People Person

“I’m a people person.” That’s what he said. He was about 68 years old sitting solo at a table at an isolated winery/brewery drinking a beer and reading a local paper. “Where’re y’all from?” he interrupted as my husband and I were engaging with the owner of the winery and starting our wine tastings.  “NC” was all we got out before he started down a path of storytelling and don’t-mean-to-offend-you joke telling. He didn’t ruin our experience, but he certainly didn’t enhance it. He just seemed like a lonely older person who needed to be seen and heard.

But then he made a mind-boggling declaration, “I’m a people person.” He went on to say, “I can’t help it, I just am.” Letting us know he had no need to apologize for being such a great guy and loving people so much. He actually said, “I love people.” My husband and I gave each other the raised eyebrows surprise look, bought a couple bottles of wine, said our goodbyes and headed out the door. We chatted a little bit in the car, and I shared with my husband why I was surprised at what the man had said.

When someone says they are people person, I assume they mean that they are interested in others… in learning about them… their stories… who they are…where they’ve been…where they’re going. That they are curious, but not judgmental about others. That they’d rather listen and learn than talk about themselves. That they don’t use questioning to get their own point across or to feign interest.

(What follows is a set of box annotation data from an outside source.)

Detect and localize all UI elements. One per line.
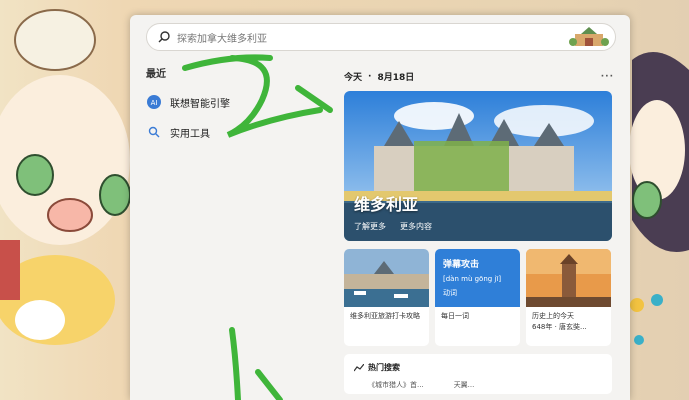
word-title: 弹幕攻击: [443, 260, 480, 270]
recent-item-label: 联想智能引擎: [170, 98, 230, 110]
hot-search-header: 热门搜索: [368, 363, 400, 372]
today-header: 今天 · 8月18日 ···: [344, 71, 614, 84]
info-cards: 维多利亚旅游打卡攻略 弹幕攻击 [dàn mù gōng jī] 动词 每日一词: [344, 249, 614, 346]
lenovo-ai-icon: AI: [146, 94, 162, 110]
more-content-link[interactable]: 更多内容: [400, 221, 432, 232]
hot-search-item[interactable]: 天翼...: [454, 380, 475, 390]
search-panel: 探索加拿大维多利亚 最近 AI 联想智能引擎 实用工具 今天 · 8月18日 ·…: [130, 15, 630, 400]
card-caption: 历史上的今天: [532, 312, 574, 320]
more-options-icon[interactable]: ···: [601, 72, 614, 82]
recent-item-label: 实用工具: [170, 128, 210, 140]
svg-text:AI: AI: [151, 99, 158, 107]
card-image: [344, 249, 429, 307]
card-caption: 维多利亚旅游打卡攻略: [350, 312, 420, 320]
learn-more-link[interactable]: 了解更多: [354, 221, 386, 232]
card-travel-guide[interactable]: 维多利亚旅游打卡攻略: [344, 249, 429, 346]
card-caption: 每日一词: [441, 312, 469, 320]
word-part-of-speech: 动词: [443, 289, 457, 297]
card-word-of-day[interactable]: 弹幕攻击 [dàn mù gōng jī] 动词 每日一词: [435, 249, 520, 346]
today-date: 8月18日: [377, 73, 415, 83]
today-label: 今天: [344, 73, 363, 83]
search-highlight-illustration-icon: [569, 27, 609, 46]
hero-image: [344, 91, 612, 241]
search-icon: [146, 124, 162, 140]
recent-item-lenovo-ai[interactable]: AI 联想智能引擎: [146, 94, 306, 110]
recent-section: 最近 AI 联想智能引擎 实用工具: [146, 65, 306, 140]
word-pinyin: [dàn mù gōng jī]: [443, 275, 502, 283]
trending-icon: [354, 363, 364, 371]
wallpaper-character-left: [0, 9, 130, 345]
search-bar[interactable]: 探索加拿大维多利亚: [146, 23, 616, 51]
search-icon: [158, 31, 170, 43]
hot-search-item[interactable]: 《城市猎人》首...: [368, 380, 424, 390]
hero-title: 维多利亚: [354, 195, 419, 214]
hero-card[interactable]: 维多利亚 了解更多 更多内容: [344, 91, 612, 241]
card-image: [526, 249, 611, 307]
card-word-panel: 弹幕攻击 [dàn mù gōng jī] 动词: [435, 249, 520, 307]
recent-item-utilities[interactable]: 实用工具: [146, 124, 306, 140]
card-history-today[interactable]: 历史上的今天 648年 · 唐玄奘...: [526, 249, 611, 346]
card-subcaption: 648年 · 唐玄奘...: [532, 323, 587, 331]
today-section: 今天 · 8月18日 ··· 维多利亚 了解更多 更多内容 维多利亚旅游打卡攻略…: [344, 70, 614, 394]
hot-search-section[interactable]: 热门搜索 《城市猎人》首... 天翼...: [344, 354, 612, 394]
recent-header: 最近: [146, 69, 166, 80]
search-input[interactable]: 探索加拿大维多利亚: [177, 30, 267, 45]
wallpaper-character-right: [629, 52, 689, 345]
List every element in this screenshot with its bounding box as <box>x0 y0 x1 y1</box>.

I don’t think this man is a “people person.” I think he is a “me person,” who is not very socially adept. Of course, I only met the guy one time, so maybe I’m being judgmental. Maybe I’m jumping to conclusions. Maybe I have him all wrong. Too bad first impressions are so – well – impressionable.

Lots of people in fundraising claim to be people persons. But are they really?  People persons are socially competent, which isn’t just about being popular with your peers or your colleagues. Social competence is about accurately reading people and situations that are unfamiliar to you and choosing appropriate interaction strategies for achieving goals, like assimilation, or group cohesion, or fun and lightness, or space for others to shine. It’s not a one trick pony, like being friendly or out-going. It’s a complex set of high level skills that includes inhibiting your own needs for the spotlight.

If you’re not really a people person, that certainly doesn’t mean you’re not a good person who wants to help others. But if you want to be a top performer at the task of helping others, practicing people-person skills will take you a long way to attaining that goal.